Using the Food Thermometer
Most available food thermometers will give an accurate reading within 2 to 4 °F. The reading will only be correct, however, if the thermometer is placed in the proper location in the food. If not inserted correctly, or if the food thermometer is placed in the wrong area, the reading will not accurately reflect the internal temperature of the food. In general, the food thermometer should be placed in the thickest part of the food, away from bone, fat, or gristle.
Where to Place the Food Thermometer?
When taking the temperature of beef, pork, or lamb roasts, the food thermometer should be placed midway in the roast, avoiding the bone. When cooking hamburgers, steaks, or chops, insert a thermistor or thermocouple in the thickest part, away from bone, fat, or gristle. If using a dial bimetal thermometer, read “Thin Foods” below. When the food being cooked is irregularly shaped, such as with a beef roast, check the temperature in several places.

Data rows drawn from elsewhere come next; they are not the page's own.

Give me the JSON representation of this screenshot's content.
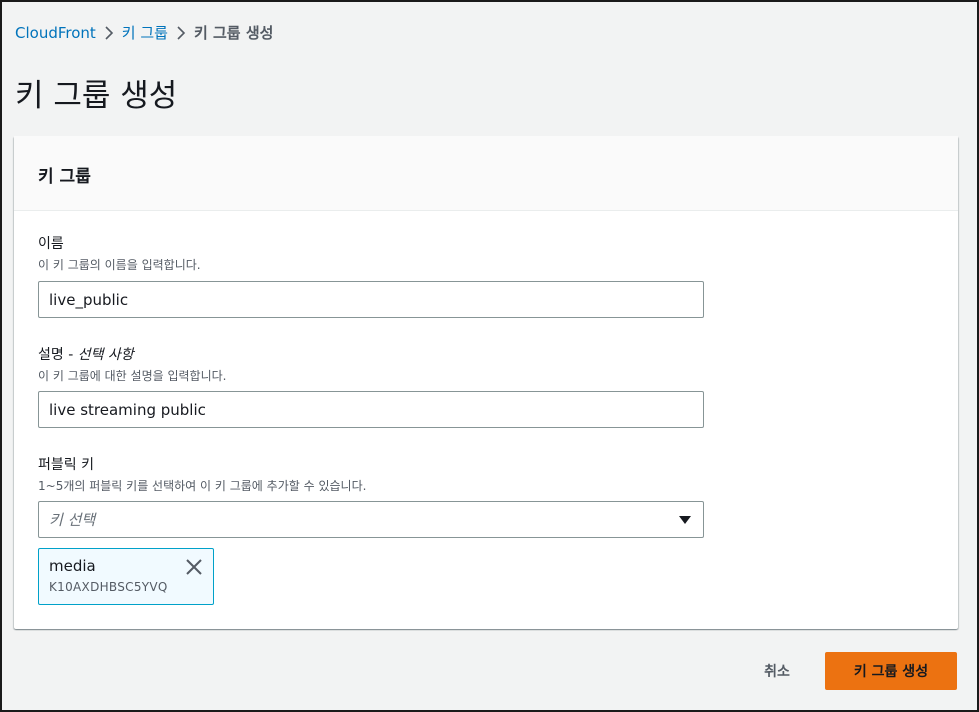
{
  "breadcrumb": {
    "items": [
      "CloudFront",
      "키 그룹",
      "키 그룹 생성"
    ],
    "separator_icon": "chevron-right-icon"
  },
  "page_title": "키 그룹 생성",
  "panel": {
    "title": "키 그룹"
  },
  "form": {
    "name": {
      "label": "이름",
      "description": "이 키 그룹의 이름을 입력합니다.",
      "value": "live_public"
    },
    "description": {
      "label": "설명 - ",
      "label_optional": "선택 사항",
      "description": "이 키 그룹에 대한 설명을 입력합니다.",
      "value": "live streaming public"
    },
    "public_keys": {
      "label": "퍼블릭 키",
      "description": "1~5개의 퍼블릭 키를 선택하여 이 키 그룹에 추가할 수 있습니다.",
      "placeholder": "키 선택",
      "caret_icon": "caret-down-icon",
      "selected": [
        {
          "name": "media",
          "id": "K10AXDHBSC5YVQ",
          "remove_icon": "close-icon"
        }
      ]
    }
  },
  "actions": {
    "cancel_label": "취소",
    "submit_label": "키 그룹 생성"
  },
  "colors": {
    "link": "#0073bb",
    "primary_button": "#ec7211",
    "token_background": "#f1faff",
    "token_border": "#00a1c9"
  }
}
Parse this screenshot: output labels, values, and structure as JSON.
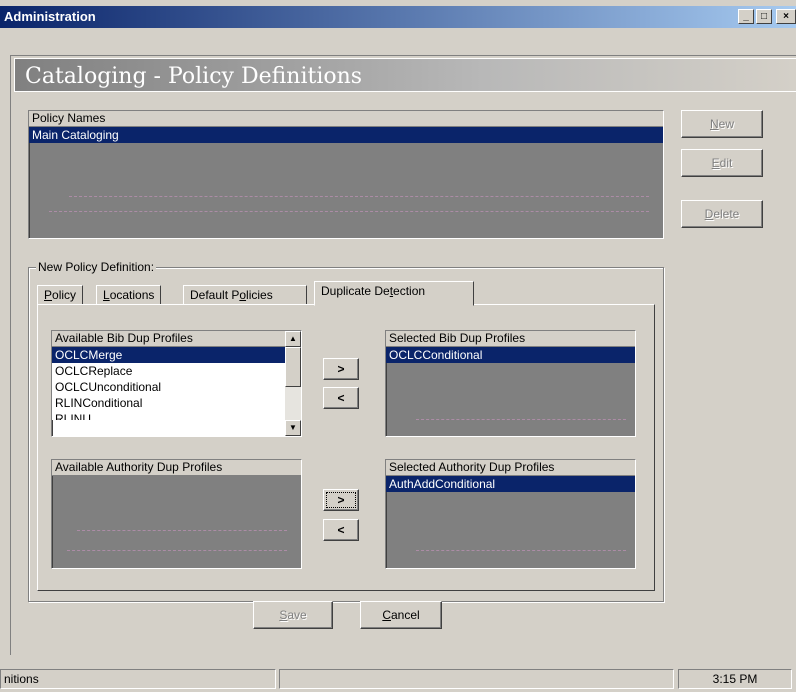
{
  "window": {
    "title": "Administration",
    "controls": {
      "minimize": "_",
      "maximize": "□",
      "close": "×"
    }
  },
  "page_title": "Cataloging - Policy Definitions",
  "policy_names": {
    "header": "Policy Names",
    "items": [
      "Main Cataloging"
    ],
    "selected": "Main Cataloging"
  },
  "side_buttons": {
    "new_pre": "",
    "new_ul": "N",
    "new_post": "ew",
    "edit_pre": "",
    "edit_ul": "E",
    "edit_post": "dit",
    "delete_pre": "",
    "delete_ul": "D",
    "delete_post": "elete"
  },
  "group_label": "New  Policy Definition:",
  "tabs": {
    "policy_ul": "P",
    "policy_post": "olicy",
    "locations_ul": "L",
    "locations_post": "ocations",
    "default_pre": "Default P",
    "default_ul": "o",
    "default_post": "licies",
    "dup_pre": "Duplicate De",
    "dup_ul": "t",
    "dup_post": "ection",
    "active": "Duplicate Detection"
  },
  "available_bib": {
    "header": "Available Bib Dup Profiles",
    "items": [
      "OCLCMerge",
      "OCLCReplace",
      "OCLCUnconditional",
      "RLINConditional",
      "RLINU..."
    ],
    "selected": "OCLCMerge"
  },
  "selected_bib": {
    "header": "Selected Bib Dup Profiles",
    "items": [
      "OCLCConditional"
    ]
  },
  "available_auth": {
    "header": "Available Authority Dup Profiles",
    "items": []
  },
  "selected_auth": {
    "header": "Selected Authority Dup Profiles",
    "items": [
      "AuthAddConditional"
    ]
  },
  "move_buttons": {
    "add": ">",
    "remove": "<"
  },
  "bottom_buttons": {
    "save_ul": "S",
    "save_post": "ave",
    "cancel_ul": "C",
    "cancel_post": "ancel"
  },
  "statusbar": {
    "left": "nitions",
    "time": "3:15 PM"
  }
}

FSIS recommends cooking whole poultry to a safe minimum internal temperature of 165 °F as measured with a food thermometer. Check the internal temperature in the innermost part of the thigh and wing and the thickest part of the breast. For reasons of personal preference, consumers may choose to cook poultry to higher temperatures. For optimum safety, do not stuff poultry. If stuffing whole poultry, the center of the stuffing must reach a safe minimum internal temperature of 165 °F. If cooking poultry parts, insert food thermometer into the thickest area, avoiding the bone. The food thermometer may be inserted sideways if necessary. When the food is irregularly shaped, the temperature should be checked in several places.
When measuring the temperature of a thin food, such as a hamburger patty, pork chop, or chicken breast, a thermistor or thermocouple food thermometer should be used, if possible. However, if using an “instant-read” dial bimetallic-coil food thermometer, the probe must be inserted in the side of the food so the entire sensing area (usually 2-3 inches) is positioned through the center of the food. To avoid burning fingers, it may be helpful to remove the food from the heat source (if cooking on a grill or in a frying pan) and insert the food thermometer sideways after placing the item on a clean spatula or plate.